Tensor Network Truncated Conformal Space Approach

Ultracold atom experiments study the properties and behaviours of small ensembles of atoms cooled to the lowest temperatures in the universe. This opens a window to fully quantum mechanical motion in systems of many particles, offering the opportunity to experimentally simulate physics problems that are too hard to solve and paving the way to novel technological applications that exploit quantum phenomena. One of the theoretical problems that remains a challenge in this field is the numerical simulation of models of quantum field theory. Quantum field theory is the mathematical framework describing the interactions between elementary particles, and it is also useful in condensed matter and atomic physics. The TNTCSA project has developed a novel numerical technique to simulate out-of-equilibrium dynamics in such models. Moreover, it helped to experimentally demonstrate theoretical predictions of quantum field theory both at equilibrium and out of it.

Combining two earlier methods, our group at FU Berlin developed a numerical technique to simulate models of quantum field theory. One of these models is the so-called quantum sine-Gordon model, which has important applications in ultracold atom experiments. The new method was able to generate new results for physical characteristics of this model both at equilibrium and out of equilibrium.

Moreover, in collaboration with the “AtomChip” experimental group at TU Wien, we studied two physical properties of matter as seen through ultracold atom experiments. The information needed to fully characterise the state of a system of particles at equilibrium is theoretically expected to be limited according to what is known as “area law”. Using a technique to extract the full information content of an ultracold atom system, we helped to observe this theoretical limit experimentally. On the other hand, when such systems are driven out of equilibrium by some abrupt change, the information of this change propagates through the system at a characteristic speed, as if it was carried by travelling particles. When the density of the atoms varies from point to point, the characteristic speed varies as well. Developing theoretical tools we helped to experimentally observe how the variation of the characteristic speed affects the propagation of information, in analogy to how light trajectories bend in curved spacetime as predicted by the general theory of relativity.

The new numerical technique that was developed in the framework of this project and applied to the sine-Gordon model, can generate more accurate results and in a more efficient way compared to earlier techniques. This first success opens up the possibility to study also other models of quantum field theory that are currently hard to solve or completely inaccessible by means of numerical methods. Such models include those of Quantum ElectroDynamics and Quantum ChromoDynamics, at least in one space dimension, opening up the possibility of applications to particle physics. The new method has the potential of becoming a standard tool for the study of continuous models, similarly to analogous tools for the study of discrete models.
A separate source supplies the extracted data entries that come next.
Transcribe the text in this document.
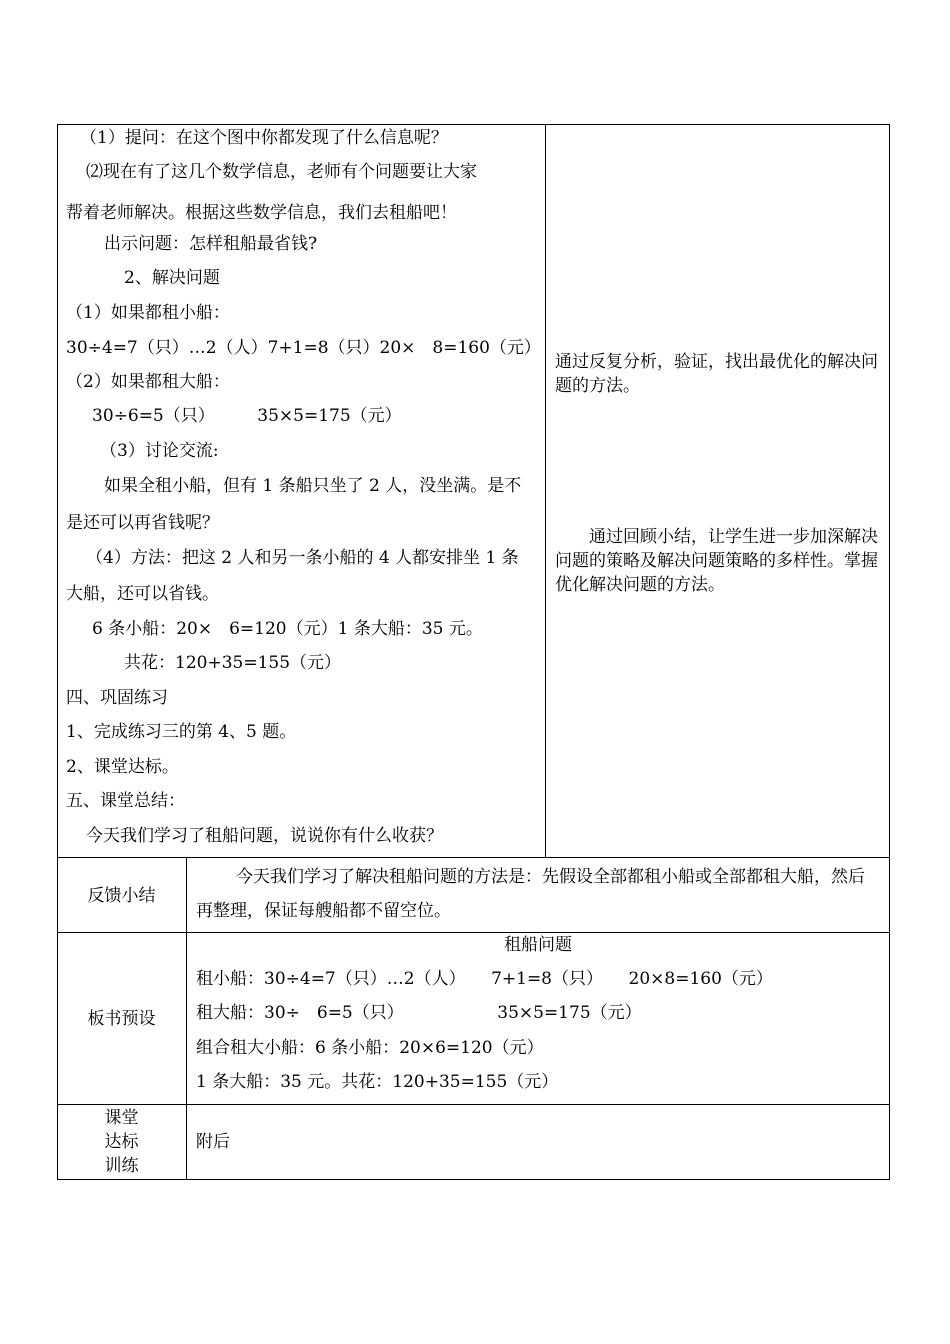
（1）提问：在这个图中你都发现了什么信息呢？
⑵现在有了这几个数学信息，老师有个问题要让大家
帮着老师解决。根据这些数学信息，我们去租船吧！
出示问题：怎样租船最省钱?
2、解决问题
（1）如果都租小船：
30÷4=7（只）…2（人）7+1=8（只）20×　8=160（元）
（2）如果都租大船：
30÷6=5（只）　　　35×5=175（元）
（3）讨论交流:
如果全租小船，但有 1 条船只坐了 2 人，没坐满。是不
是还可以再省钱呢？
（4）方法：把这 2 人和另一条小船的 4 人都安排坐 1 条
大船，还可以省钱。
6 条小船：20×　6=120（元）1 条大船：35 元。
共花：120+35=155（元）
四、巩固练习
1、完成练习三的第 4、5 题。
2、课堂达标。
五、课堂总结：
今天我们学习了租船问题，说说你有什么收获？
通过反复分析，验证，找出最优化的解决问题的方法。
通过回顾小结，让学生进一步加深解决问题的策略及解决问题策略的多样性。掌握优化解决问题的方法。
反馈小结
今天我们学习了解决租船问题的方法是：先假设全部都租小船或全部都租大船，然后再整理，保证每艘船都不留空位。
板书预设
租船问题
租小船：30÷4=7（只）…2（人）　　7+1=8（只）　　20×8=160（元）
租大船：30÷　6=5（只）　　　　　　35×5=175（元）
组合租大小船：6 条小船：20×6=120（元）
1 条大船：35 元。共花：120+35=155（元）
课堂
达标
训练
附后
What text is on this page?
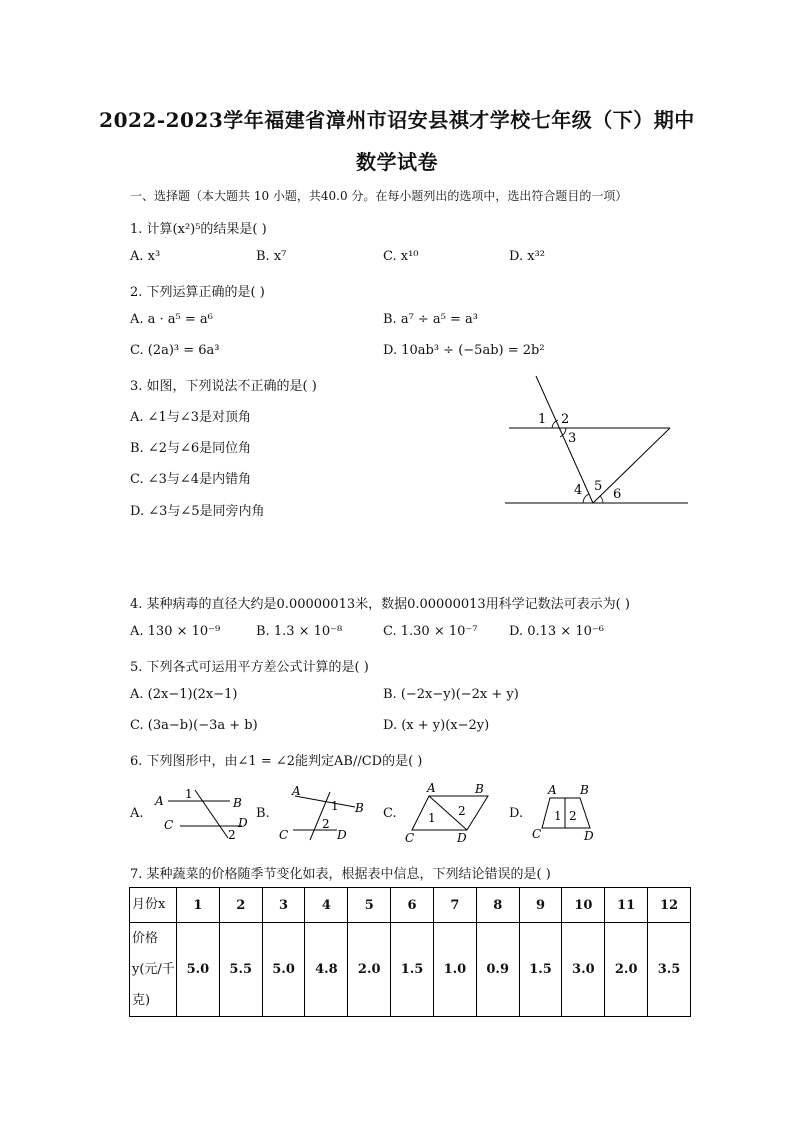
2022-2023学年福建省漳州市诏安县祺才学校七年级（下）期中
数学试卷
一、选择题（本大题共 10 小题，共40.0 分。在每小题列出的选项中，选出符合题目的一项）
1. 计算(x²)⁵的结果是( )
A. x³	B. x⁷	C. x¹⁰	D. x³²
2. 下列运算正确的是( )
A. a · a⁵ = a⁶	B. a⁷ ÷ a⁵ = a³
C. (2a)³ = 6a³	D. 10ab³ ÷ (−5ab) = 2b²
3. 如图，下列说法不正确的是( )
A. ∠1与∠3是对顶角
B. ∠2与∠6是同位角
C. ∠3与∠4是内错角
D. ∠3与∠5是同旁内角
1 2
3
4 5
6
4. 某种病毒的直径大约是0.00000013米，数据0.00000013用科学记数法可表示为( )
A. 130 × 10⁻⁹	B. 1.3 × 10⁻⁸	C. 1.30 × 10⁻⁷ D. 0.13 × 10⁻⁶
5. 下列各式可运用平方差公式计算的是( )
A. (2x−1)(2x−1)	B. (−2x−y)(−2x + y)
C. (3a−b)(−3a + b)	D. (x + y)(x−2y)
6. 下列图形中，由∠1 = ∠2能判定AB//CD的是( )
A.	B.	C.	D.
A	B
C	D
1
2
A
B
C	D
1
2
A	B
C	D
1 2
A B
C	D
1 2
7. 某种蔬菜的价格随季节变化如表，根据表中信息，下列结论错误的是( )
月份x	1	2	3	4	5	6	7	8	9	10	11	12
价格y(元/千克)	5.0	5.5	5.0	4.8	2.0	1.5	1.0	0.9	1.5	3.0	2.0	3.5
On the other hand, our work improved our theoretical understanding of ultracold atom experiments and helped demonstrate new capabilities. Experiments performed by the “AtomChip” group are a special type of ultracold atom experiments that use an electronic device, known as the "atom chip", to control and manipulate atoms. Such experiments have demonstrated a potential for simulating the behaviour of quantum fields. The advances in the theoretical description of these experiments made in the framework of the TNTCSA project, not only allowed us to verify important theoretical predictions for the behaviour of quantum fields, but also serve as necessary preliminary steps towards utilising this experimental platform for technological applications.